Funding by the DFG for the CRC 1261 “Magnetoelectric Sensors: From Composite Materials to Biomagnetic Diagnostics” is highly acknowledged.

References

[1] L. Thormählen et al., “Low-noise inverse magnetoelectric magnetic field sensor,” Applied Physics Letters, vol. 124, no. 17. AIP Publishing, Apr. 22, 2024. doi: 10.1063/5.0196637.
[2] E. Spetzler, B. Spetzler, and J. McCord, “A Magnetoelastic Twist on Magnetic Noise: The Connection with Intrinsic Nonlinearities,” Advanced Functional Materials, vol. 34, no. 9. Wiley, Nov. 20, 2023. doi: 10.1002/adfm.202309867.
[3] V. Schell et al., “Exchange biased surface acoustic wave magnetic field sensors,” Scientific Reports, vol. 13, no. 1. Springer Science and Business Media LLC, May 25, 2023. doi: 10.1038/s41598-023-35525-6.

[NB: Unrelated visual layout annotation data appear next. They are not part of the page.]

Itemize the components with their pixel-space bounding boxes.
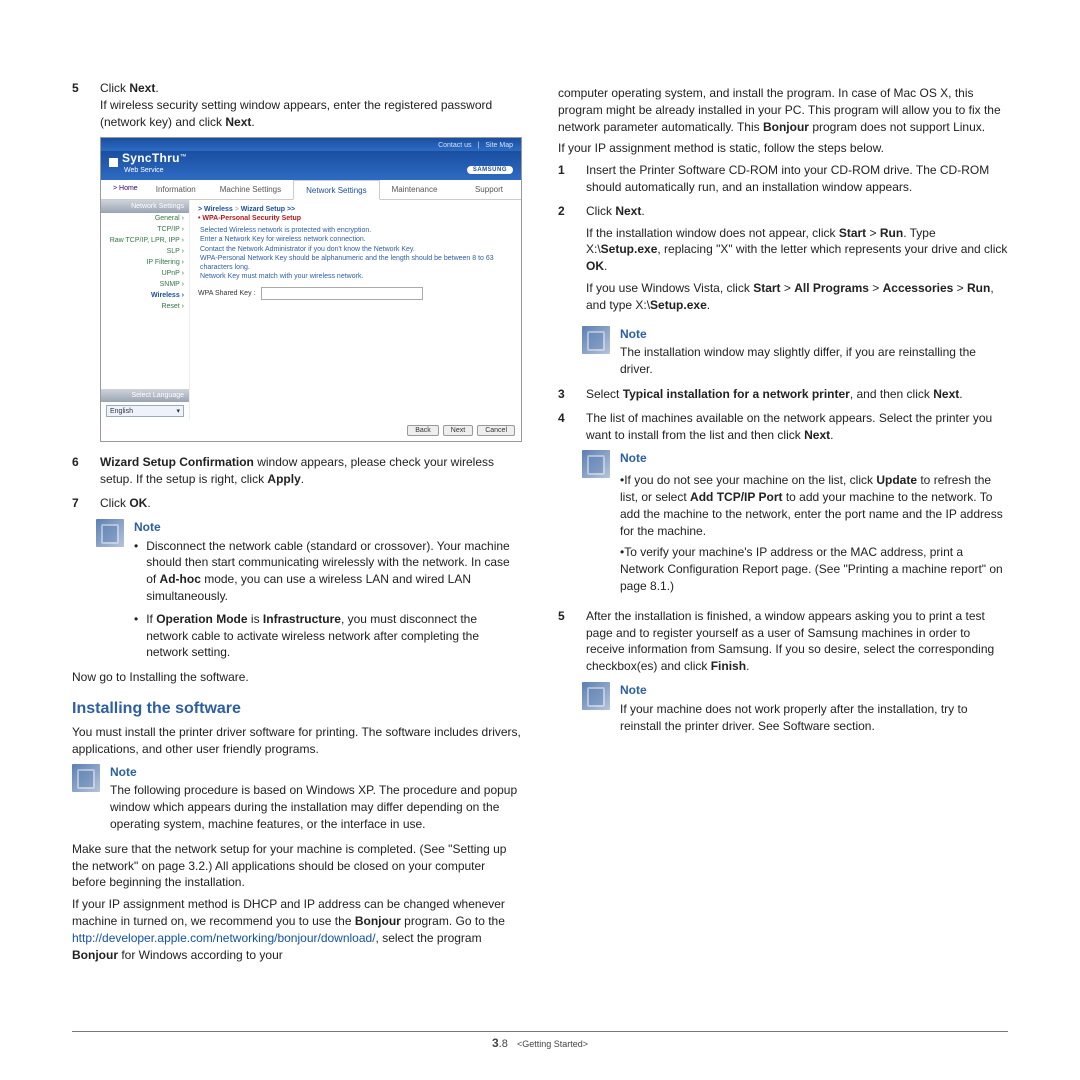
samsung-brand: SAMSUNG [467,166,513,174]
section-installing-software: Installing the software [72,700,522,718]
step-5b: 5 After the installation is finished, a … [558,608,1008,675]
now-go-to: Now go to Installing the software. [72,669,522,686]
sidebar-language-heading: Select Language [101,389,189,402]
syncthru-screenshot: Contact us | Site Map SyncThru™Web Servi… [100,137,522,442]
tab-home: > Home [107,180,144,199]
paragraph: Make sure that the network setup for you… [72,841,522,891]
tab-support: Support [463,180,515,199]
note-block: Note •If you do not see your machine on … [582,450,1008,599]
note-block: Note The installation window may slightl… [582,326,1008,378]
note-icon [582,450,610,478]
step-1: 1 Insert the Printer Software CD-ROM int… [558,162,1008,196]
tab-machine-settings: Machine Settings [208,180,293,199]
note-title: Note [134,519,522,536]
wpa-key-row: WPA Shared Key : [198,287,513,300]
note-block: Note The following procedure is based on… [72,764,522,833]
note-icon [96,519,124,547]
tab-network-settings: Network Settings [293,180,379,200]
note-icon [72,764,100,792]
sidebar-item: TCP/IP › [101,224,189,235]
note-icon [582,326,610,354]
note-icon [582,682,610,710]
sidebar-item: Reset › [101,301,189,312]
tab-maintenance: Maintenance [380,180,450,199]
cancel-button: Cancel [477,425,515,436]
sidebar-item-wireless: Wireless › [101,290,189,301]
contact-link: Contact us [438,142,471,149]
step-3: 3 Select Typical installation for a netw… [558,386,1008,403]
step-number: 5 [72,80,86,130]
sidebar-item: General › [101,213,189,224]
shot-main: > Wireless > Wizard Setup >> • WPA-Perso… [190,200,521,420]
setup-title: • WPA-Personal Security Setup [198,215,513,222]
paragraph: If your IP assignment method is DHCP and… [72,896,522,963]
wpa-key-input [261,287,423,300]
language-select: English▾ [106,405,184,417]
step-6: 6 Wizard Setup Confirmation window appea… [72,454,522,488]
paragraph: If your IP assignment method is static, … [558,140,1008,157]
paragraph: computer operating system, and install t… [558,85,1008,135]
note-block: Note If your machine does not work prope… [582,682,1008,734]
step-5: 5 Click Next. If wireless security setti… [72,80,522,130]
chevron-down-icon: ▾ [176,407,180,415]
sitemap-link: Site Map [485,142,513,149]
back-button: Back [407,425,439,436]
sidebar-item: UPnP › [101,268,189,279]
step-4: 4 The list of machines available on the … [558,410,1008,444]
sidebar-heading: Network Settings [101,200,189,213]
shot-sidebar: Network Settings General › TCP/IP › Raw … [101,200,190,420]
sidebar-item: SLP › [101,246,189,257]
shot-top-links: Contact us | Site Map [101,138,521,151]
shot-buttons: Back Next Cancel [101,420,521,441]
sidebar-item: SNMP › [101,279,189,290]
step-7: 7 Click OK. [72,495,522,512]
logo-square-icon [109,158,118,167]
step-text: Click Next. If wireless security setting… [100,80,522,130]
bonjour-url[interactable]: http://developer.apple.com/networking/bo… [72,931,376,945]
note-block: Note •Disconnect the network cable (stan… [96,519,522,661]
tab-information: Information [144,180,208,199]
install-intro: You must install the printer driver soft… [72,724,522,758]
next-button: Next [443,425,473,436]
sidebar-item: IP Filtering › [101,257,189,268]
shot-tabs: > Home Information Machine Settings Netw… [101,180,521,200]
page-footer: 3.8 <Getting Started> [72,1031,1008,1050]
sidebar-item: Raw TCP/IP, LPR, IPP › [101,235,189,246]
wpa-key-label: WPA Shared Key : [198,290,255,297]
breadcrumb: > Wireless > Wizard Setup >> [198,206,513,213]
syncthru-logo: SyncThru™Web Service [109,151,186,174]
step-2: 2 Click Next. If the installation window… [558,203,1008,319]
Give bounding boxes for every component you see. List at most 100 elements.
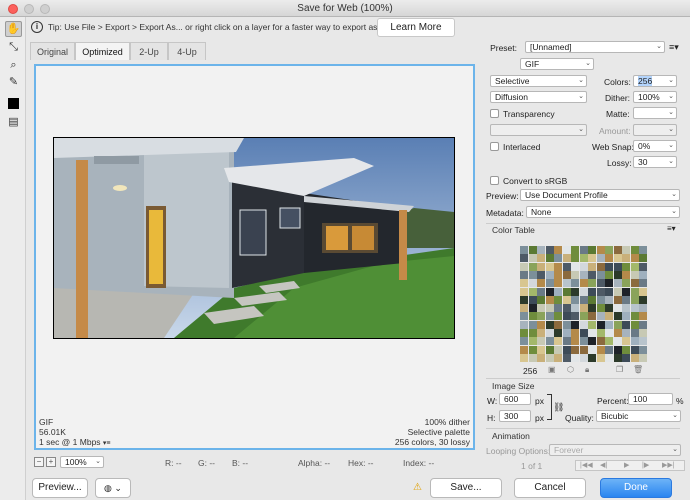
color-swatch[interactable] bbox=[630, 246, 639, 254]
color-swatch[interactable] bbox=[605, 329, 613, 337]
dither-algorithm-select[interactable]: Diffusion ⌄ bbox=[490, 91, 587, 103]
color-swatch[interactable] bbox=[639, 254, 647, 263]
color-swatch[interactable] bbox=[630, 337, 639, 346]
color-swatch[interactable] bbox=[537, 353, 545, 362]
tab-optimized[interactable]: Optimized bbox=[75, 42, 130, 60]
tab-4-up[interactable]: 4-Up bbox=[168, 42, 206, 60]
color-swatch[interactable] bbox=[545, 287, 554, 296]
color-swatch[interactable] bbox=[596, 312, 605, 321]
color-swatch[interactable] bbox=[613, 345, 622, 354]
color-swatch[interactable] bbox=[630, 304, 639, 313]
color-swatch[interactable] bbox=[528, 279, 537, 288]
color-swatch[interactable] bbox=[588, 295, 596, 304]
color-swatch[interactable] bbox=[630, 345, 639, 354]
color-swatch[interactable] bbox=[520, 295, 528, 304]
color-swatch[interactable] bbox=[613, 287, 622, 296]
color-swatch[interactable] bbox=[562, 353, 571, 362]
color-swatch[interactable] bbox=[605, 304, 613, 313]
constrain-proportions-icon[interactable]: ⛓ bbox=[553, 402, 564, 413]
color-swatch[interactable] bbox=[571, 312, 579, 321]
eyedropper-color-swatch[interactable] bbox=[5, 95, 22, 111]
color-swatch[interactable] bbox=[588, 246, 596, 254]
color-swatch[interactable] bbox=[545, 254, 554, 263]
transparency-dither-select[interactable]: ⌄ bbox=[490, 124, 587, 136]
color-swatch[interactable] bbox=[528, 353, 537, 362]
color-swatch[interactable] bbox=[605, 295, 613, 304]
color-swatch[interactable] bbox=[537, 329, 545, 337]
slice-select-tool-icon[interactable]: ⤡ bbox=[5, 39, 22, 55]
toggle-slices-icon[interactable]: ▤ bbox=[5, 114, 22, 130]
color-swatch[interactable] bbox=[554, 337, 562, 346]
color-swatch[interactable] bbox=[596, 337, 605, 346]
color-swatch[interactable] bbox=[562, 254, 571, 263]
color-swatch[interactable] bbox=[571, 254, 579, 263]
dither-field[interactable]: 100% ⌄ bbox=[633, 91, 677, 103]
zoom-in-button[interactable]: + bbox=[46, 457, 56, 467]
color-swatch[interactable] bbox=[639, 345, 647, 354]
preset-select[interactable]: [Unnamed] ⌄ bbox=[525, 41, 665, 53]
color-swatch[interactable] bbox=[545, 353, 554, 362]
color-swatch[interactable] bbox=[630, 287, 639, 296]
color-swatch[interactable] bbox=[630, 320, 639, 329]
color-swatch[interactable] bbox=[605, 353, 613, 362]
color-swatch[interactable] bbox=[528, 337, 537, 346]
color-swatch[interactable] bbox=[622, 312, 630, 321]
hand-tool-icon[interactable]: ✋ bbox=[5, 21, 22, 37]
map-color-icon[interactable]: ▣ bbox=[548, 365, 556, 374]
color-swatch[interactable] bbox=[596, 246, 605, 254]
color-swatch[interactable] bbox=[554, 345, 562, 354]
color-swatch[interactable] bbox=[571, 270, 579, 279]
color-swatch[interactable] bbox=[571, 329, 579, 337]
color-swatch[interactable] bbox=[613, 295, 622, 304]
color-swatch[interactable] bbox=[605, 320, 613, 329]
color-swatch[interactable] bbox=[605, 312, 613, 321]
color-swatch[interactable] bbox=[520, 254, 528, 263]
color-swatch[interactable] bbox=[630, 353, 639, 362]
color-swatch[interactable] bbox=[562, 345, 571, 354]
color-swatch[interactable] bbox=[554, 353, 562, 362]
color-swatch[interactable] bbox=[588, 320, 596, 329]
color-swatch[interactable] bbox=[588, 337, 596, 346]
color-swatch[interactable] bbox=[639, 295, 647, 304]
color-swatch[interactable] bbox=[562, 312, 571, 321]
color-swatch[interactable] bbox=[630, 279, 639, 288]
color-swatch[interactable] bbox=[562, 270, 571, 279]
color-swatch[interactable] bbox=[613, 270, 622, 279]
color-swatch[interactable] bbox=[545, 246, 554, 254]
color-swatch[interactable] bbox=[622, 262, 630, 271]
minimize-window-button[interactable] bbox=[24, 4, 34, 14]
color-swatch[interactable] bbox=[528, 304, 537, 313]
color-swatch[interactable] bbox=[562, 320, 571, 329]
color-swatch[interactable] bbox=[520, 337, 528, 346]
color-swatch[interactable] bbox=[579, 270, 588, 279]
color-swatch[interactable] bbox=[571, 337, 579, 346]
color-swatch[interactable] bbox=[545, 312, 554, 321]
preview-button[interactable]: Preview... bbox=[32, 478, 88, 498]
color-swatch[interactable] bbox=[520, 304, 528, 313]
color-swatch[interactable] bbox=[571, 295, 579, 304]
color-swatch[interactable] bbox=[520, 353, 528, 362]
color-swatch[interactable] bbox=[562, 295, 571, 304]
color-swatch[interactable] bbox=[537, 279, 545, 288]
color-swatch[interactable] bbox=[579, 262, 588, 271]
color-swatch[interactable] bbox=[545, 329, 554, 337]
lossy-field[interactable]: 30 ⌄ bbox=[633, 156, 677, 168]
cancel-button[interactable]: Cancel bbox=[514, 478, 586, 498]
color-swatch[interactable] bbox=[639, 304, 647, 313]
color-swatch[interactable] bbox=[630, 295, 639, 304]
color-swatch[interactable] bbox=[545, 295, 554, 304]
color-swatch[interactable] bbox=[630, 312, 639, 321]
optimized-preview-pane[interactable]: GIF 56.01K 1 sec @ 1 Mbps ▾≡ 100% dither… bbox=[34, 64, 475, 450]
delete-color-icon[interactable]: 🗑︎ bbox=[633, 365, 643, 374]
color-swatch[interactable] bbox=[588, 254, 596, 263]
color-swatch[interactable] bbox=[520, 329, 528, 337]
color-swatch[interactable] bbox=[579, 287, 588, 296]
color-swatch[interactable] bbox=[571, 345, 579, 354]
color-swatch[interactable] bbox=[554, 329, 562, 337]
browser-preview-button[interactable]: ◍ ⌄ bbox=[95, 478, 131, 498]
color-swatch[interactable] bbox=[545, 345, 554, 354]
color-swatch[interactable] bbox=[528, 254, 537, 263]
color-swatch[interactable] bbox=[622, 304, 630, 313]
color-swatch[interactable] bbox=[528, 320, 537, 329]
color-swatch[interactable] bbox=[571, 353, 579, 362]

[4] C. Müller et al., “Imaging of Love Waves and Their Interaction with Magnetic Domain Walls in Magnetoelectric Magnetic Field Sensors,” Advanced Electronic Materials, vol. 8, no. 6. Wiley, May 04, 2022. doi: 10.1002/aelm.202200033.
[5] P. Durdaut et al., “Phase Noise of SAW Delay Line Magnetic Field Sensors,” Sensors, vol. 21, no. 16. MDPI AG, p. 5631, Aug. 21, 2021. doi: 10.3390/s21165631.